Le Théâtre des Champs Elysées présentait mercredi soir en version de concert La Chauve-souris, chef-d’œuvre élégant et pétillant de Johann Strauss II sous la baguette de Marc Minkowski.
Si l’on en croit cette délicieuse Chauve-Souris de Johann Strauss II, avec ses fêtes et bals de Carnaval, célébrés aussi bien par Schumann (Carnaval de Vienne, 1839) que par le munichois Richard Strauss dans son Arabella (1933), la Vienne de 1874 n’avait rien à envier au Paris que dépeint notre Offenbach dans sa Vie Parisienne (1866), en dépit, ou à cause, d’une récente crise boursière, d’une épidémie de choléra et des échos lointains de la défaite de Sadowa (1866) où les troupes prussiennes de Moltke (et de Bismarck) enfoncèrent cruellement celles de l’empereur François-Joseph. Et c’est un bal masqué, topos familier et quasi obligatoire de l’opéra-comique comme de l’opérette française ou viennoise, que présente l’acte II du chef d’œuvre lyrique de Strauss, où disparaissent les frontières entre classes et, dans la capitale de l’empire austro-hongrois, entre les nationalités qui le composent, suite au choix de chacun d’une nouvelle identité. Mais les vieux clichés ont la vie dure et dans cette polissonnerie masquée, dont le mot d’ordre est « Amüs’ment » et « Chacun à son goût » (en français dans le texte), c’est un faux marquis français, le Marquis von Renard, qui courtise une fausse comtesse hongroise, son épouse, et tous se bercent de l’illusion momentanée de la fête en buvant à sa Majesté le roi Champagne Premier.

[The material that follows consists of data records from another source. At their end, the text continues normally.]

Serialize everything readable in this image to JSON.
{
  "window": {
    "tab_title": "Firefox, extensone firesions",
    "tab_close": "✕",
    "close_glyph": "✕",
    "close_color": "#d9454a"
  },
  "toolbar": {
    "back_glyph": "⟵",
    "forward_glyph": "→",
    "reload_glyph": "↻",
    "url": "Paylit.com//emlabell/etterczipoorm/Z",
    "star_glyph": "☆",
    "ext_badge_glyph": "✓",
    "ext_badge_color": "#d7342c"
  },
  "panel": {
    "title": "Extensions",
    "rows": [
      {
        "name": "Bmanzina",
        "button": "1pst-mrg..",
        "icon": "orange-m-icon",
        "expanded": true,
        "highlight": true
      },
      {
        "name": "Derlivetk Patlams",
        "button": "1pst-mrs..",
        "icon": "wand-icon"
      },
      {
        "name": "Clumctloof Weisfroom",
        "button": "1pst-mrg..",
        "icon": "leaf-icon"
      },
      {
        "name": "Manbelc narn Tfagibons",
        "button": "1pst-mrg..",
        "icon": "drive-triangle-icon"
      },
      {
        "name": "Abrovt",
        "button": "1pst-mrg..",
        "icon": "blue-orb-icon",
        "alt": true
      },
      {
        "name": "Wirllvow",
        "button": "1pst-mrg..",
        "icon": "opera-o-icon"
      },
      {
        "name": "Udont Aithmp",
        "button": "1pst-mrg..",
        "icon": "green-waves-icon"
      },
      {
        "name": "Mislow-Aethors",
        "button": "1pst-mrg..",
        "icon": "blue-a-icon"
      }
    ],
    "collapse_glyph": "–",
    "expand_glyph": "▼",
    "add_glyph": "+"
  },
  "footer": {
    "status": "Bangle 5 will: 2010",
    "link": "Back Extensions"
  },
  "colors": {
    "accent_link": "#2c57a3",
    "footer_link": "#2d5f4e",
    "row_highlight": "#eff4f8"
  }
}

Sur ce livret plein de fantaisie et d’esprit où règnent faux semblants et quiproquos, où l’adultère est gentiment puni et la vengeance se mange tiède, Strauss a composé une musique pleine de verve et de charme, tour à tour faussement mélancolique et énergiquement rythmée, dont la très célèbre Ouverture, championne toutes catégories du Concert du Nouvel An à Vienne, donne d’emblée le caractère et le tempo.
On sait l’admiration que Johannes Brahms, protestant hambourgeois, portait au roi de la valse et à son Danube Bleu, et les plus grands chefs comme les plus grands chanteurs ont gravé des enregistrements de cette Chauve-souris, bijou délicat et délicieux, aussi léger et fondant qu’une Sacher-Torte. Le plateau vocal hier était superbe de qualité et les trois rôles féminins, qui se taillent la part du lion, largement à la hauteur des attentes d’un public rapidement convaincu et conquis. Alina Wunderlin (Adèle), pétillante d’espièglerie et d’abattage dans ses deux grands airs « Mein Herr Marquis » et « Spiel ich die Unschuld » a donné le meilleur d’elle-même. Jacquelyn Stucker (Rosalinde) au timbre chaud et charnu, a apporté une grande noblesse à son rôle d’épouse bafouée et une grande nostalgie à sa « Csárdás », laissant le public prêt à croire à la sincérité des sentiments de cette fausse comtesse. Marina Viotti (Orlofsky), décidément chez elle dans ce théâtre, servie par sa haute taille et son timbre généreux de mezzo, a campé magistralement le dandy blasé et jouisseur fin de siècle qui offre sa protection aux amours illicites.
Côté qualité, les messieurs n’étaient pas en reste. Magnus Dietrich (Alfred) très à l’aise dans son rôle de ténor prolixe, Christoph Filler (Eisenstein) baryton au timbre un peu clair contrastant avec celui bien noir des basses Leon Košavic (Falke) et de Michael Kraus (Frank) composaient un pupitre masculin de belle allure, et Megan Moore (Ida) et François Piolino (Blind) sont venus compléter cette élégante distribution. L’avantage des versions de concert c’est qu’elles vous préservent des élucubrations de metteurs en scène en mal d’idées novatrices qui vous forcent à fermer les yeux pour ne pas voir le spectacle qu’ils ont concocté. Ici le jeu des chanteurs, leur énergie et leur complicité compensait largement l’absence de décor et Marc Minkowski et ses Musiciens du Louvre, visiblement amoureux de cette musique raffinée, ont largement contribué à la magie de ce spectacle. Comme dans bien des opérettes, c’est le troisième acte, généralement plus court que les deux premiers, qui pêche par manque d’intérêt dramatique. Ici le rôle bouffe du gardien de prison Frosch (rôle parlé), joué avec brio par Sunnyi Melles ne suffisait guère à compenser ce déséquilibre. Marc Minkowski a proposé une marche et une polka-galop « Sous le tonnerre et les éclairs » de Johann Strauss, exécutés avec verve (et la participation du public) pour donner à cet acte plus de substance musicale et terminer la fête en beauté.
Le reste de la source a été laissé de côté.